For the same reason, it would be out of place to argue in opposition that the NJAC PILs are premature also because the President may not even grant assent in the first place and could even suggest suitable changes to the Bills that may be delivered to him for his assent. One is of course, free to hope that the President who has a solemn duty to uphold the Constitution would refuse to assent to these Bills in the first place and may convey his displeasure and suggestions for modification of the Bills as already passed by the Parliament.

However, it would take great ignorance for one to concede to the Supreme Court, the power and jurisdiction to intervene and invalidate these Bills at this stage and then pray to it that the possibility of the President of India still holding the power to not assent should postpone the exercise of such power and jurisdiction. The fact remains, however, that the Supreme Court neither has any such power nor the jurisdiction to so intervene in the very first place.

Declaratory PILs?

Finally, we only need to see that the NJAC PILs essentially seek a declaration that the Bills in question run contrary to the basic structure of the Constitution or that they are opposed to some existing provision of the Constitution.
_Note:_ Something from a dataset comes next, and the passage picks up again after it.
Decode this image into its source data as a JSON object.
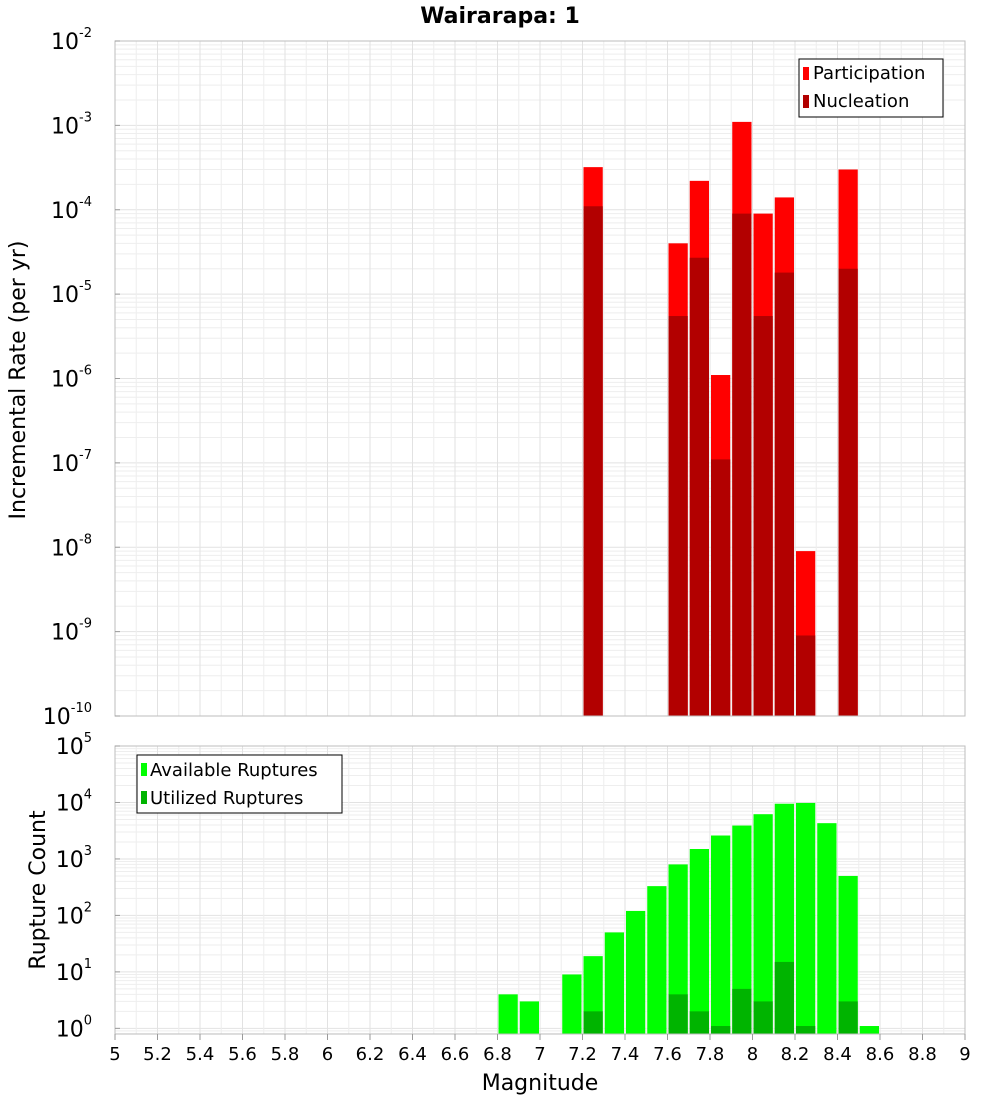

In effect, the NJAC PILs seek a declaration from the Supreme Court that certain provisions of the Bills in question are unconstitutional.

The problem with the seeking or the giving of such a declaration is that any such declaration, by itself, would be without any practical value unless the court could issue a further writ of prohibition upon the very bringing of the said Bills into enforcement or upon the very enforcement of the statutes that emerge therefrom.

It is quite difficult to imagine the serious damage that the Constitution of India would become subject to should these NJAC PILs lead to the issue of such writs by the Supreme Court. The very legitimacy and freedom of the Parliament and of the State Legislatures would have been seriously eroded should the Supreme Court arrogate to itself, the power to decide on the desirability, legality or wisdom of the Parliament or the State Legislatures bringing, deliberating or passing upon any particular Bill.

Though the Court might never intend to traverse as much, should the Court consider an encroachment in the manner invited by these NJAC PILs, it would have been inevitably propelled in that direction. The consequence of the Supreme Court taking upon such power to itself and the result of demonstrating such power would be that the Constitution that we gave to ourselves in 1950 must be taken to have effectively run its course and to have instead led to the coming into existence of an altogether different form of Constitution that was never in the contemplation of those who formulated it. One only has to hope that the seeds of such damage and destruction are not sown by these NJAC PILs.

The NJAC PILs should have their day in Court someday. But, not now; not yet.

KV Dhananjay is an advocate of the Supreme Court of India

Update 12:25: The Supreme Court has declined to entertain the petitions.